Biochim Biophys Acta. 2013 Sep;1830(9):4314-20. doi: 10.1016/j.bbagen.2013.03.033. Epub 2013 Apr 6.
Changes in fibronectin (Fn) matrix remodeling contribute to mammary tumor angiogenesis and are related to altered behavior of adipogenic stromal cells; yet, the underlying mechanisms remain unclear due in part to a lack of reductionist model systems that allow the inherent complexity of cell-derived extracellular matrices (ECMs) to be deciphered. In particular, breast cancer-associated adipogenic stromal cells not only enhance the composition, quantity, and rigidity of deposited Fn, but also partially unfold these matrices. However, the specific effect of Fn conformation on tumor angiogenesis is undefined.
Decellularized matrices and a conducting polymer device consisting of poly(3,4-ethylenedioxythiophene) doped with poly(styrenesulfonate) (PEDOT:PSS) were used to examine the effect of Fn conformation on the behavior of 3T3-L1 preadipocytes. Changes in cell adhesion and proangiogenic capability were tested via cell counting and by quantification of vascular endothelial growth factor (VEGF) secretion, respectively. Integrin-blocking antibodies were utilized to examine varied integrin specificity as a potential mechanism.

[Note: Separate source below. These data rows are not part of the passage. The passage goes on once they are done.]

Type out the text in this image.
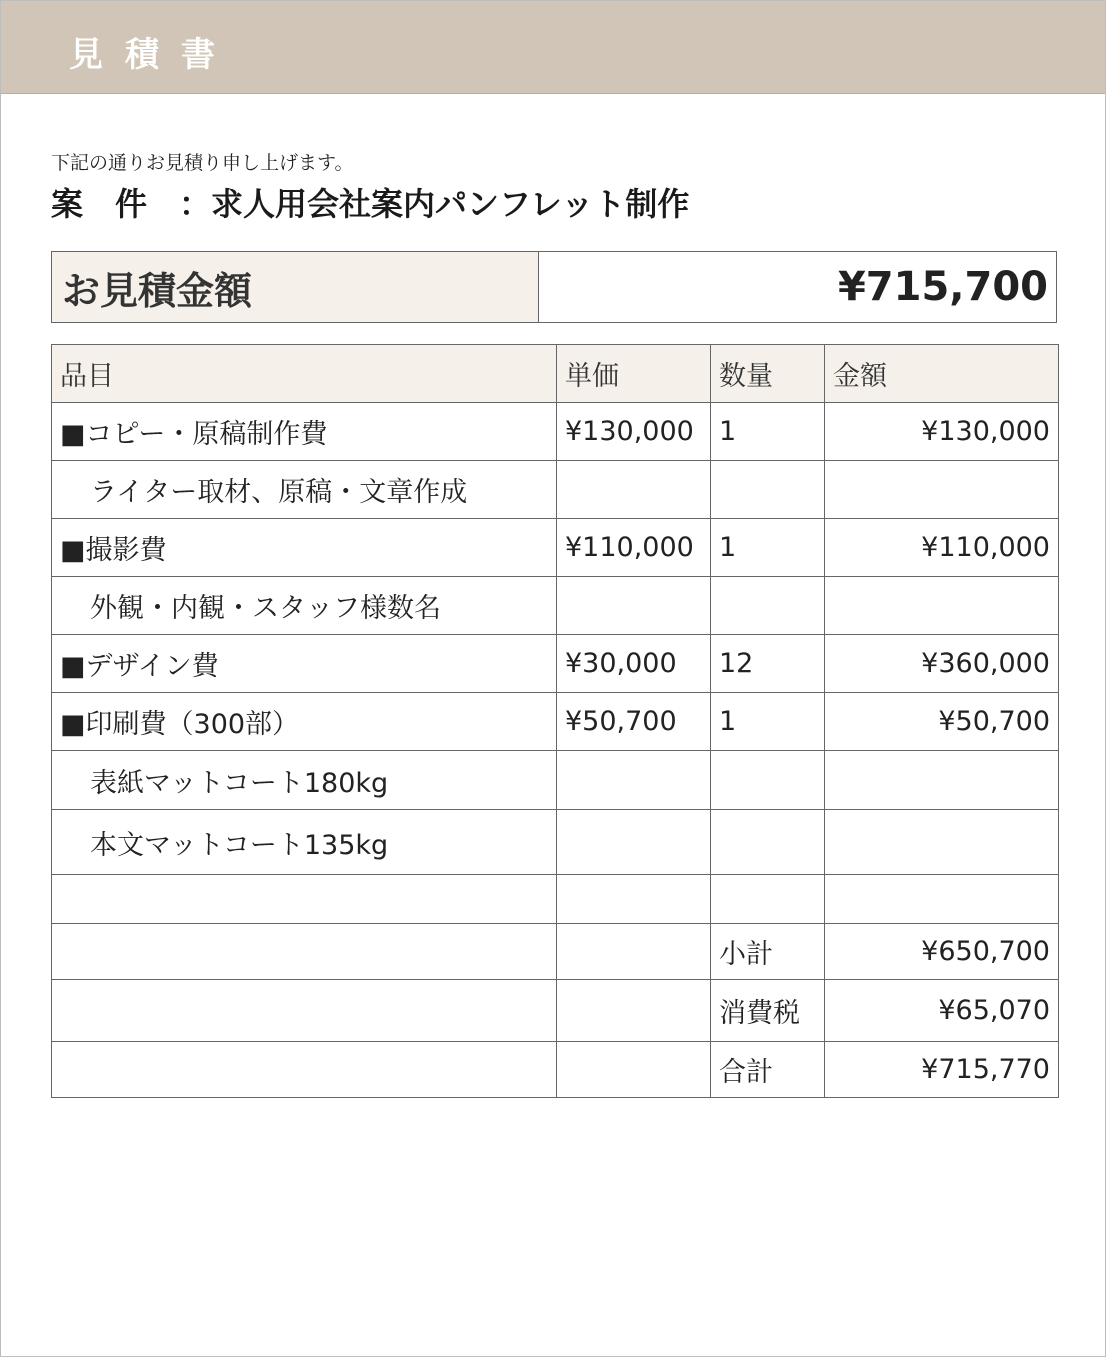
見積書
下記の通りお見積り申し上げます。
案件：求人用会社案内パンフレット制作
お見積金額	¥715,700
品目	単価	数量	金額
■コピー・原稿制作費	¥130,000	1	¥130,000
ライター取材、原稿・文章作成			
■撮影費	¥110,000	1	¥110,000
外観・内観・スタッフ様数名			
■デザイン費	¥30,000	12	¥360,000
■印刷費（300部）	¥50,700	1	¥50,700
表紙マットコート180kg			
本文マットコート135kg			

		小計	¥650,700
		消費税	¥65,070
		合計	¥715,770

Our findings suggest that tumor-associated partial unfolding of Fn decreases adhesion while enhancing VEGF secretion by breast cancer-associated adipogenic precursor cells, and that altered integrin specificity may underlie these changes.

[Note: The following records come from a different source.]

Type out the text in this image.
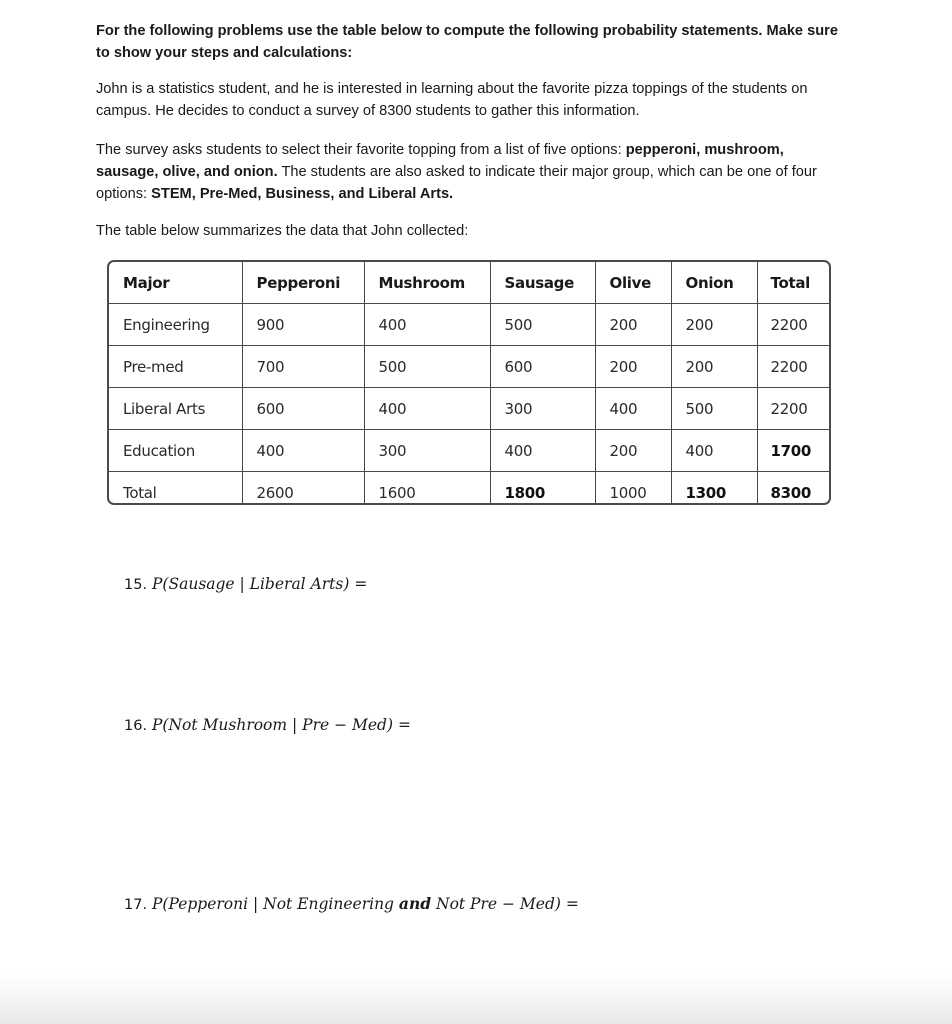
For the following problems use the table below to compute the following probability statements. Make sure to show your steps and calculations:
John is a statistics student, and he is interested in learning about the favorite pizza toppings of the students on campus. He decides to conduct a survey of 8300 students to gather this information.
The survey asks students to select their favorite topping from a list of five options: pepperoni, mushroom, sausage, olive, and onion. The students are also asked to indicate their major group, which can be one of four options: STEM, Pre-Med, Business, and Liberal Arts.
The table below summarizes the data that John collected:
Major	Pepperoni	Mushroom	Sausage	Olive	Onion	Total
Engineering	900	400	500	200	200	2200
Pre-med	700	500	600	200	200	2200
Liberal Arts	600	400	300	400	500	2200
Education	400	300	400	200	400	1700
Total	2600	1600	1800	1000	1300	8300
15. P(Sausage | Liberal Arts) =
16. P(Not Mushroom | Pre − Med) =
17. P(Pepperoni | Not Engineering and Not Pre − Med) =
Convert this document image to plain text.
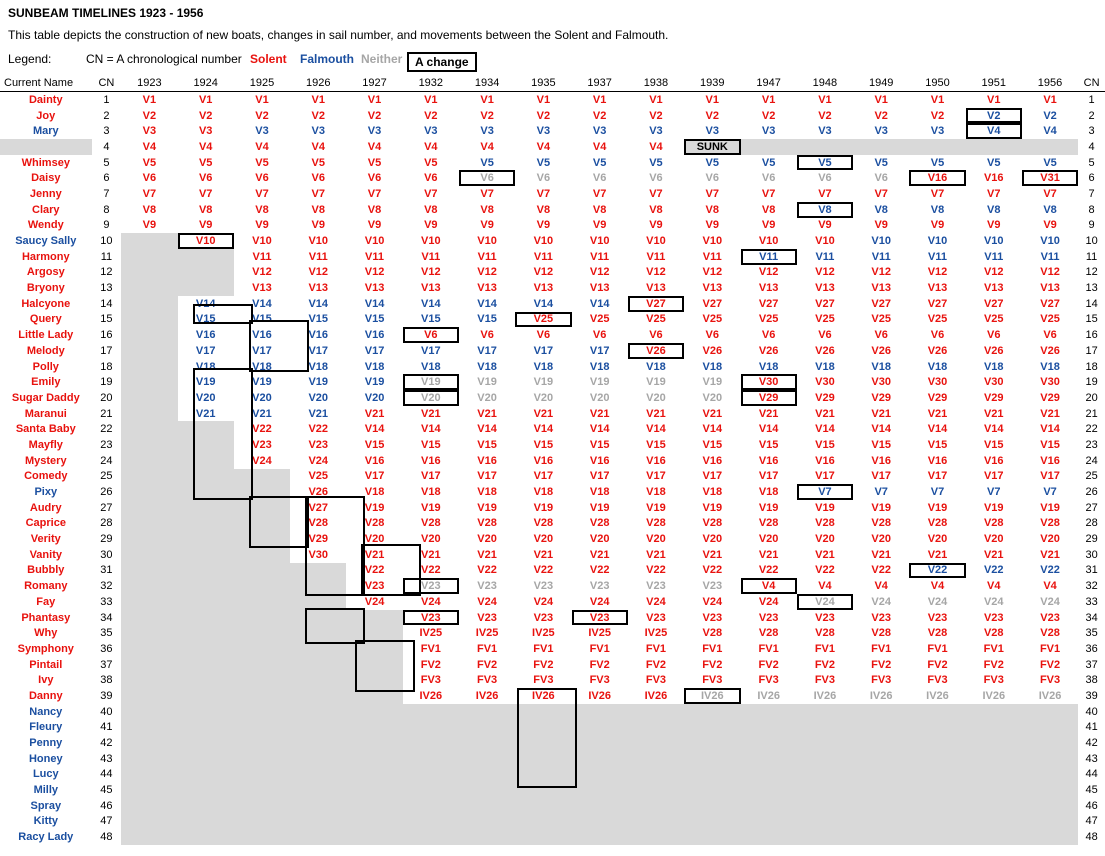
SUNBEAM TIMELINES 1923 - 1956
This table depicts the construction of new boats, changes in sail number, and movements between the Solent and Falmouth.
Legend:	CN = A chronological number Solent Falmouth Neither	A change
Current Name	CN	1923	1924	1925	1926	1927	1932	1934	1935	1937	1938	1939	1947	1948	1949	1950	1951	1956	CN
Dainty	1	V1	V1	V1	V1	V1	V1	V1	V1	V1	V1	V1	V1	V1	V1	V1	V1	V1	1
Joy	2	V2	V2	V2	V2	V2	V2	V2	V2	V2	V2	V2	V2	V2	V2	V2	V2	V2	2
Mary	3	V3	V3	V3	V3	V3	V3	V3	V3	V3	V3	V3	V3	V3	V3	V3	V4	V4	3
	4	V4	V4	V4	V4	V4	V4	V4	V4	V4	V4	SUNK							4
Whimsey	5	V5	V5	V5	V5	V5	V5	V5	V5	V5	V5	V5	V5	V5	V5	V5	V5	V5	5
Daisy	6	V6	V6	V6	V6	V6	V6	V6	V6	V6	V6	V6	V6	V6	V6	V16	V16	V31	6
Jenny	7	V7	V7	V7	V7	V7	V7	V7	V7	V7	V7	V7	V7	V7	V7	V7	V7	V7	7
Clary	8	V8	V8	V8	V8	V8	V8	V8	V8	V8	V8	V8	V8	V8	V8	V8	V8	V8	8
Wendy	9	V9	V9	V9	V9	V9	V9	V9	V9	V9	V9	V9	V9	V9	V9	V9	V9	V9	9
Saucy Sally	10		V10	V10	V10	V10	V10	V10	V10	V10	V10	V10	V10	V10	V10	V10	V10	V10	10
Harmony	11			V11	V11	V11	V11	V11	V11	V11	V11	V11	V11	V11	V11	V11	V11	V11	11
Argosy	12			V12	V12	V12	V12	V12	V12	V12	V12	V12	V12	V12	V12	V12	V12	V12	12
Bryony	13			V13	V13	V13	V13	V13	V13	V13	V13	V13	V13	V13	V13	V13	V13	V13	13
Halcyone	14		V14	V14	V14	V14	V14	V14	V14	V14	V27	V27	V27	V27	V27	V27	V27	V27	14
Query	15		V15	V15	V15	V15	V15	V15	V25	V25	V25	V25	V25	V25	V25	V25	V25	V25	15
Little Lady	16		V16	V16	V16	V16	V6	V6	V6	V6	V6	V6	V6	V6	V6	V6	V6	V6	16
Melody	17		V17	V17	V17	V17	V17	V17	V17	V17	V26	V26	V26	V26	V26	V26	V26	V26	17
Polly	18		V18	V18	V18	V18	V18	V18	V18	V18	V18	V18	V18	V18	V18	V18	V18	V18	18
Emily	19		V19	V19	V19	V19	V19	V19	V19	V19	V19	V19	V30	V30	V30	V30	V30	V30	19
Sugar Daddy	20		V20	V20	V20	V20	V20	V20	V20	V20	V20	V20	V29	V29	V29	V29	V29	V29	20
Maranui	21		V21	V21	V21	V21	V21	V21	V21	V21	V21	V21	V21	V21	V21	V21	V21	V21	21
Santa Baby	22			V22	V22	V14	V14	V14	V14	V14	V14	V14	V14	V14	V14	V14	V14	V14	22
Mayfly	23			V23	V23	V15	V15	V15	V15	V15	V15	V15	V15	V15	V15	V15	V15	V15	23
Mystery	24			V24	V24	V16	V16	V16	V16	V16	V16	V16	V16	V16	V16	V16	V16	V16	24
Comedy	25				V25	V17	V17	V17	V17	V17	V17	V17	V17	V17	V17	V17	V17	V17	25
Pixy	26				V26	V18	V18	V18	V18	V18	V18	V18	V18	V7	V7	V7	V7	V7	26
Audry	27				V27	V19	V19	V19	V19	V19	V19	V19	V19	V19	V19	V19	V19	V19	27
Caprice	28				V28	V28	V28	V28	V28	V28	V28	V28	V28	V28	V28	V28	V28	V28	28
Verity	29				V29	V20	V20	V20	V20	V20	V20	V20	V20	V20	V20	V20	V20	V20	29
Vanity	30				V30	V21	V21	V21	V21	V21	V21	V21	V21	V21	V21	V21	V21	V21	30
Bubbly	31					V22	V22	V22	V22	V22	V22	V22	V22	V22	V22	V22	V22	V22	31
Romany	32					V23	V23	V23	V23	V23	V23	V23	V4	V4	V4	V4	V4	V4	32
Fay	33					V24	V24	V24	V24	V24	V24	V24	V24	V24	V24	V24	V24	V24	33
Phantasy	34						V23	V23	V23	V23	V23	V23	V23	V23	V23	V23	V23	V23	34
Why	35						IV25	IV25	IV25	IV25	IV25	V28	V28	V28	V28	V28	V28	V28	35
Symphony	36						FV1	FV1	FV1	FV1	FV1	FV1	FV1	FV1	FV1	FV1	FV1	FV1	36
Pintail	37						FV2	FV2	FV2	FV2	FV2	FV2	FV2	FV2	FV2	FV2	FV2	FV2	37
Ivy	38						FV3	FV3	FV3	FV3	FV3	FV3	FV3	FV3	FV3	FV3	FV3	FV3	38
Danny	39						IV26	IV26	IV26	IV26	IV26	IV26	IV26	IV26	IV26	IV26	IV26	IV26	39
Nancy	40																		40
Fleury	41																		41
Penny	42																		42
Honey	43																		43
Lucy	44																		44
Milly	45																		45
Spray	46																		46
Kitty	47																		47
Racy Lady	48																		48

These results not only have important implications for our understanding of tumorigenesis, but also enhance knowledge of cell-ECM interactions that may be harnessed for other applications including advanced tissue engineering approaches. This article is part of a Special Issue entitled Organic Bioelectronics - Novel Applications in Biomedicine.
纤连蛋白(Fn)基质重塑的变化有助于乳腺肿瘤血管生成,并与脂肪生成性基质细胞行为改变有关;然而,部分由于缺乏能够解析细胞衍生细胞外基质(ECM)内在复杂性的简化模型系统,其潜在机制仍不清楚。特别是,乳腺癌相关的脂肪生成性基质细胞不仅会增强沉积Fn的组成、数量和硬度,还会使这些基质部分展开。然而,Fn构象对肿瘤血管生成的具体影响尚不清楚。
使用脱细胞基质和由掺杂聚(苯乙烯磺酸盐)的聚(3,4 - 乙撑二氧噻吩)(PEDOT:PSS)组成的导电聚合物装置,研究Fn构象对3T3 - L1前脂肪细胞行为的影响。分别通过细胞计数和血管内皮生长因子(VEGF)分泌定量来测试细胞黏附变化和促血管生成能力。利用整合素阻断抗体来检测不同的整合素特异性作为一种潜在机制。
我们的研究结果表明,肿瘤相关的Fn部分展开会降低乳腺癌相关脂肪生成前体细胞的黏附,同时增强其VEGF分泌,并且整合素特异性改变可能是这些变化的基础。
这些结果不仅对我们理解肿瘤发生具有重要意义,还增进了对细胞 - ECM相互作用的认识,这些认识可用于包括先进组织工程方法在内的其他应用。本文是题为“有机生物电子学 - 生物医学中的新应用”的特刊的一部分。